Bay Doors opening while driving down the highway...

[Tomandjimmy]

We as you know by now, have a 2014 Fleetwood Discovery 40 E. On a prior trip we had one of the bay doors fly open while we were driving on the freeway. It caused deisel smells to come into the coach, and caused the leveling jacks fluid to leak (I guess from the pressure change). On this past Christmas trip a different bay door decided to do it. Tom and I have a habit of double checking each other before we pull out and know for a fact that all bay doors were locked tight. Yet something keeps causing them to open. Any ideas on fixes. So far we have gotten lucky and nothing has flown out of the bay's. This time it was the bay with the slide, and it had a chair that was teetering.

[CLIFFTALL]

I took test drive on one a few years ago and one of the bay doors opened while driving. I would think that FW is aware of this and might have a fix. Their # is 800-322-8216.

[Kayak1]

This has happened twice on us. Both times we hit a rather large pot hole in the road. The first time was coming out of Memphis crossing the Mississippi on a narrow bridge. Luckily our bay doors open sideways and I think the wind pressure kept it from hitting the bridge as we crossed.

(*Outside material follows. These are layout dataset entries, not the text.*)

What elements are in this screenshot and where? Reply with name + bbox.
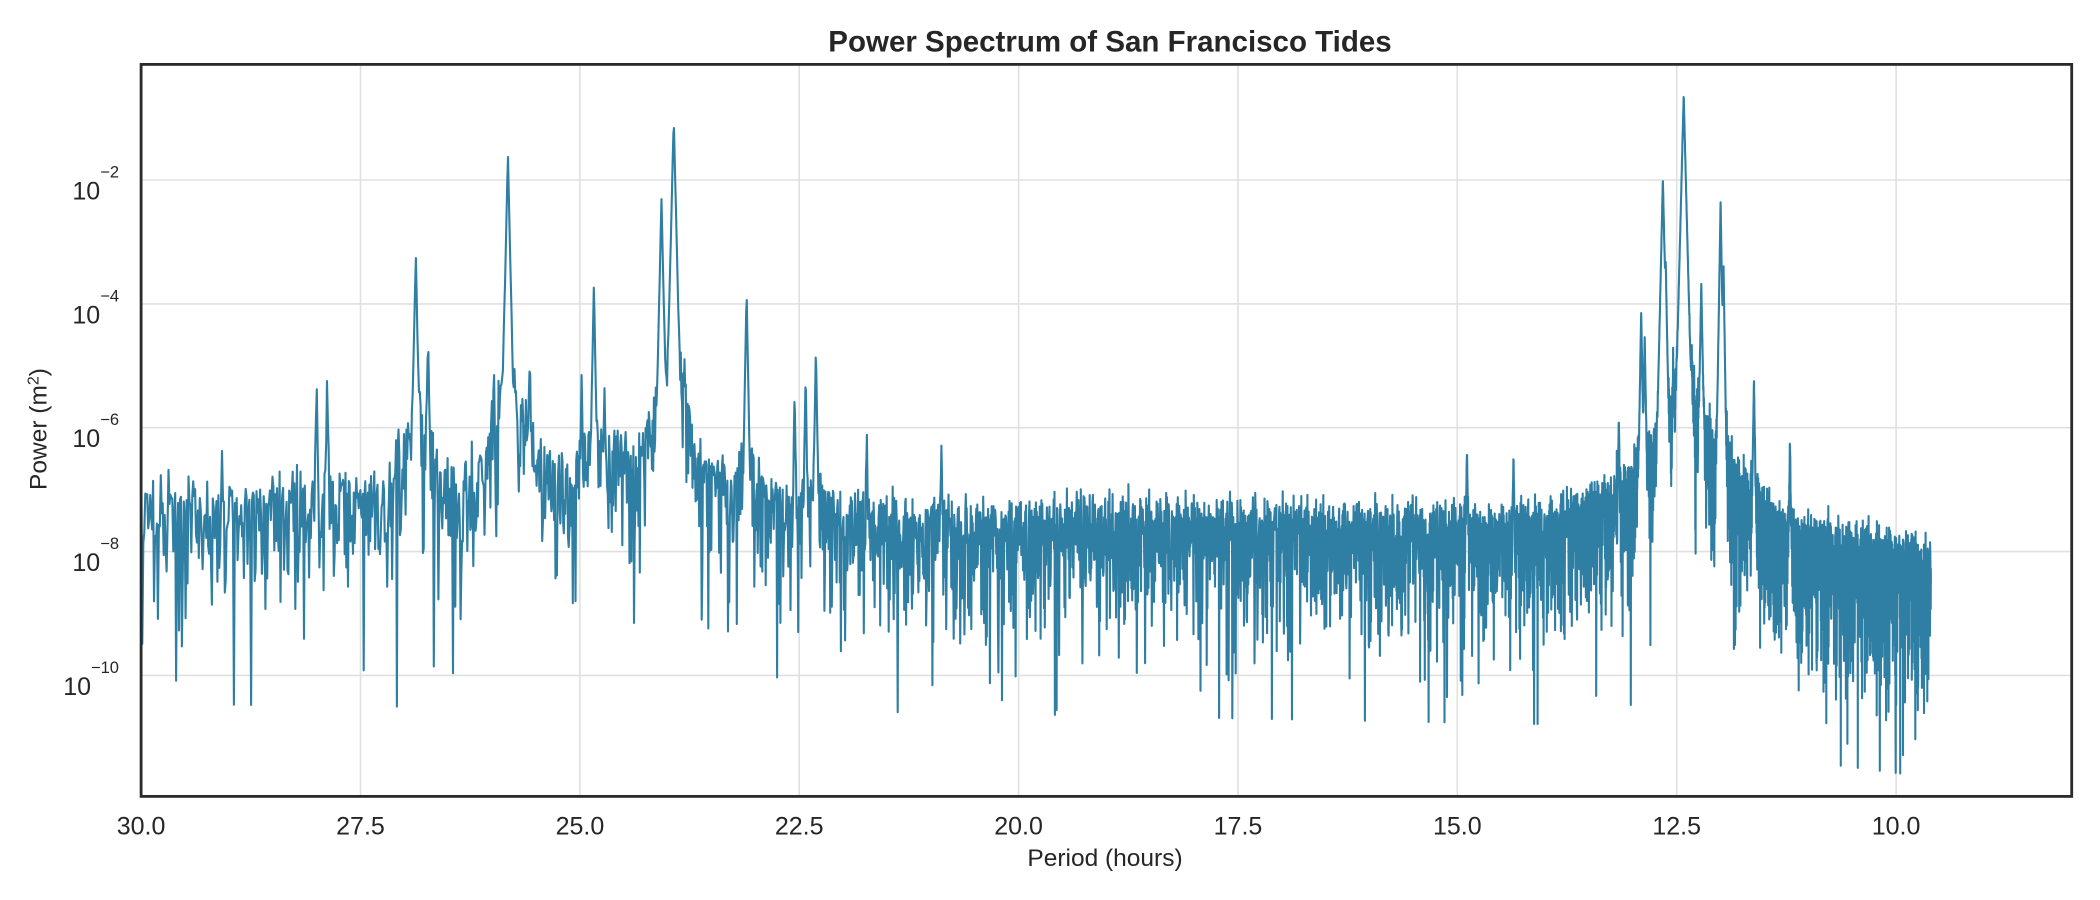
svg-text:Period (hours): Period (hours) [1027, 845, 1182, 872]
svg-text:25.0: 25.0 [556, 812, 605, 840]
svg-text:10−10: 10−10 [63, 659, 119, 701]
svg-text:10−8: 10−8 [72, 535, 119, 577]
svg-text:27.5: 27.5 [336, 812, 385, 840]
svg-text:Power Spectrum of San Francisc: Power Spectrum of San Francisco Tides [828, 25, 1391, 58]
svg-text:22.5: 22.5 [775, 812, 824, 840]
svg-text:17.5: 17.5 [1214, 812, 1263, 840]
svg-text:10.0: 10.0 [1872, 812, 1921, 840]
svg-text:15.0: 15.0 [1433, 812, 1482, 840]
svg-text:10−2: 10−2 [72, 164, 119, 206]
svg-text:10−4: 10−4 [72, 287, 119, 329]
svg-text:10−6: 10−6 [72, 411, 119, 453]
svg-text:Power (m2): Power (m2) [26, 368, 53, 490]
svg-text:30.0: 30.0 [117, 812, 166, 840]
svg-text:20.0: 20.0 [994, 812, 1043, 840]
svg-text:12.5: 12.5 [1652, 812, 1701, 840]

I ended up having to remove the "U" shaped brackets on the coach that the door latches catch on to secure the door. The latches were just barely catching the "U" brackets. Ended up heating them in a vice and bending them so the door latches held the bay doors shut. A pain, but I think it worked.

Rob

[itzbags]

I had the same problem on one of my bay doors. Found a U shaped bracket that was wider then what was installed. Seems to have fixed the problem. Bracket was purchased at a RV repair shop.

Jim

[Cat320]

The locking brackets can be adjusted so the catch on the door gets more of a 'bite' on the latch attached to the body.

[SarahW]

I don't have anything to add, but I would like to know how opening a bay door could have possibly caused a leaking jack??

[Pds47]

Quote:

Originally Posted by SarahW

I don't have anything to add, but I would like to know how opening a bay door could have possibly caused a leaking jack??

easy I blame my DW for almost everthing

[SarahW]

Quote:

Originally Posted by Pds47

easy I blame my DW for almost everthing

So...your DW caused the open door or the leaking jack??

[brian-nicola]

I learned those are fight'n words....I always blame the cat!

[Mr_D]

Some years ago 6 families went to Yellowstone, on the way there we were following one of the group. His bay door came open and we ran over some of the grape pop cans, we could smell it. He worked on them and thought he had it fixed. On the way back and in the Columbia Gorge it came open again and we ran over empty pop cans!
I also had one come open, dealer was supposed to fix it but I lost a set of air tools due to it not being fixed right. Saw the door open but by the time I got turned around and got back to the spot an SUV was driving away with the tools and no way for me to stop them. Since then I double check the bays before I leave and have had no trouble.

[Tomandjimmy]

It's called pressure. The door kept swinging open. Causing a pressure change in that bay. (The hydronic fluid was leaking from the top, and running down the side)It also caused deisel seems to enter the main cabin of the coach. We learned that after the fact. Everytime we would get that smell in the coach, you could almost gaurentee that a bay door was swinging in the wind.

[SarahW]

Quote:

Originally Posted by Tomandjimmy

It's called pressure. The door kept swinging open. Causing a pressure change in that bay. (The hydronic fluid was leaking from the top, and running down the side)It also caused deisel seems to enter the main cabin of the coach. We learned that after the fact. Everytime we would get that smell in the coach, you could almost gaurentee that a bay door was swinging in the wind.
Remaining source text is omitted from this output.